The apparent lure of the Senate mystifies some senior members of the Massachusetts delegation, including Neal.
“I don’t want to diminish senators, but if you can be the chairman of the Ways and Means Committee, come on!” Neal said.
But lawmakers who have served in both chambers say the Senate can be worth the wait, because its smaller size and its unique rules give each member much more clout.
“Power in the House comes from being able to convince a group of people that follow your lead — it’s kind of like gang warfare,” said Senator Lindsey Graham, 67, a Republican who served in the House for eight years before his election to the Senate in 2002. “In the Senate, all you need is one or two friends.”
Democratic Senator Peter Welch of Vermont, 75, served in the House for 16 years before winning the seat that opened up when Pat Leahy announced his retirement last year.
“I feel really good being in the Senate,” he said.
Generationally, millennials, Gen X-ers, and even some baby boomers are making more career jumps than their predecessors, including in Congress.
“Seniority, while always valued, I don’t think you’re going to have the kind of tenures that you used to see,” said Marsh.

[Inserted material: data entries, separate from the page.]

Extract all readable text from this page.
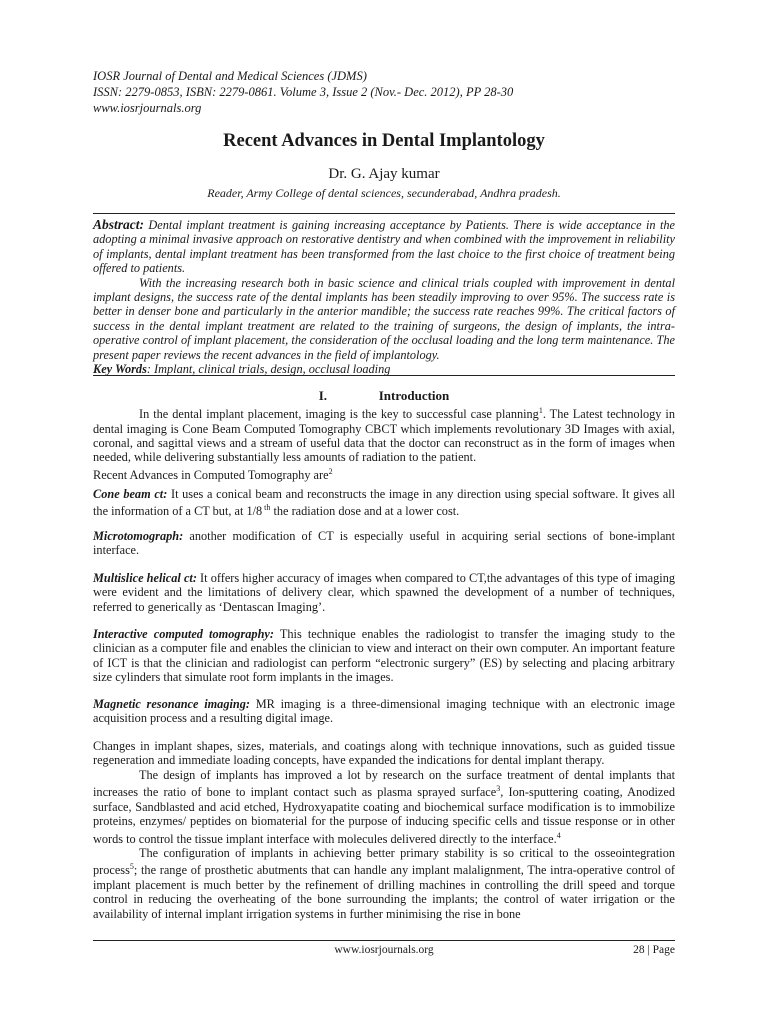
IOSR Journal of Dental and Medical Sciences (JDMS)
ISSN: 2279-0853, ISBN: 2279-0861. Volume 3, Issue 2 (Nov.- Dec. 2012), PP 28-30
www.iosrjournals.org
Recent Advances in Dental Implantology
Dr. G. Ajay kumar
Reader, Army College of dental sciences, secunderabad, Andhra pradesh.

Abstract: Dental implant treatment is gaining increasing acceptance by Patients. There is wide acceptance in the adopting a minimal invasive approach on restorative dentistry and when combined with the improvement in reliability of implants, dental implant treatment has been transformed from the last choice to the first choice of treatment being offered to patients.

With the increasing research both in basic science and clinical trials coupled with improvement in dental implant designs, the success rate of the dental implants has been steadily improving to over 95%. The success rate is better in denser bone and particularly in the anterior mandible; the success rate reaches 99%. The critical factors of success in the dental implant treatment are related to the training of surgeons, the design of implants, the intra-operative control of implant placement, the consideration of the occlusal loading and the long term maintenance. The present paper reviews the recent advances in the field of implantology.

Key Words: Implant, clinical trials, design, occlusal loading

I.	Introduction

In the dental implant placement, imaging is the key to successful case planning$^1$. The Latest technology in dental imaging is Cone Beam Computed Tomography CBCT which implements revolutionary 3D Images with axial, coronal, and sagittal views and a stream of useful data that the doctor can reconstruct as in the form of images when needed, while delivering substantially less amounts of radiation to the patient.

Recent Advances in Computed Tomography are$^2$

Cone beam ct: It uses a conical beam and reconstructs the image in any direction using special software. It gives all the information of a CT but, at 1/8 $^{th}$ the radiation dose and at a lower cost.

Microtomograph: another modification of CT is especially useful in acquiring serial sections of bone-implant interface.

Multislice helical ct: It offers higher accuracy of images when compared to CT,the advantages of this type of imaging were evident and the limitations of delivery clear, which spawned the development of a number of techniques, referred to generically as ‘Dentascan Imaging’.

Interactive computed tomography: This technique enables the radiologist to transfer the imaging study to the clinician as a computer file and enables the clinician to view and interact on their own computer. An important feature of ICT is that the clinician and radiologist can perform “electronic surgery” (ES) by selecting and placing arbitrary size cylinders that simulate root form implants in the images.

Magnetic resonance imaging: MR imaging is a three-dimensional imaging technique with an electronic image acquisition process and a resulting digital image.

Changes in implant shapes, sizes, materials, and coatings along with technique innovations, such as guided tissue regeneration and immediate loading concepts, have expanded the indications for dental implant therapy.

The design of implants has improved a lot by research on the surface treatment of dental implants that increases the ratio of bone to implant contact such as plasma sprayed surface$^3$, Ion-sputtering coating, Anodized surface, Sandblasted and acid etched, Hydroxyapatite coating and biochemical surface modification is to immobilize proteins, enzymes/ peptides on biomaterial for the purpose of inducing specific cells and tissue response or in other words to control the tissue implant interface with molecules delivered directly to the interface.$^4$

The configuration of implants in achieving better primary stability is so critical to the osseointegration process$^5$; the range of prosthetic abutments that can handle any implant malalignment, The intra-operative control of implant placement is much better by the refinement of drilling machines in controlling the drill speed and torque control in reducing the overheating of the bone surrounding the implants; the control of water irrigation or the availability of internal implant irrigation systems in further minimising the rise in bone

www.iosrjournals.org	28 | Page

Representative David Cicilline of Rhode Island, 61, recently announced that he will retire in the middle of his term to take a job with the Rhode Island Foundation. That move comes after a couple of failed or aborted efforts to join House leadership, although he insisted that is not why he decided to leave.
“I just sort of looked at where the House is and where the Republican leadership of this House, what it has produced in terms of their priorities, and I think it’s hard to imagine we’re gonna get much done,” Cicilline said. “This was an opportunity to work in an organization that I know will be able to do important things.”
Asked if the Senate ever beckons, Cicilline paused and shrugged.
“We have two excellent senators,” he said.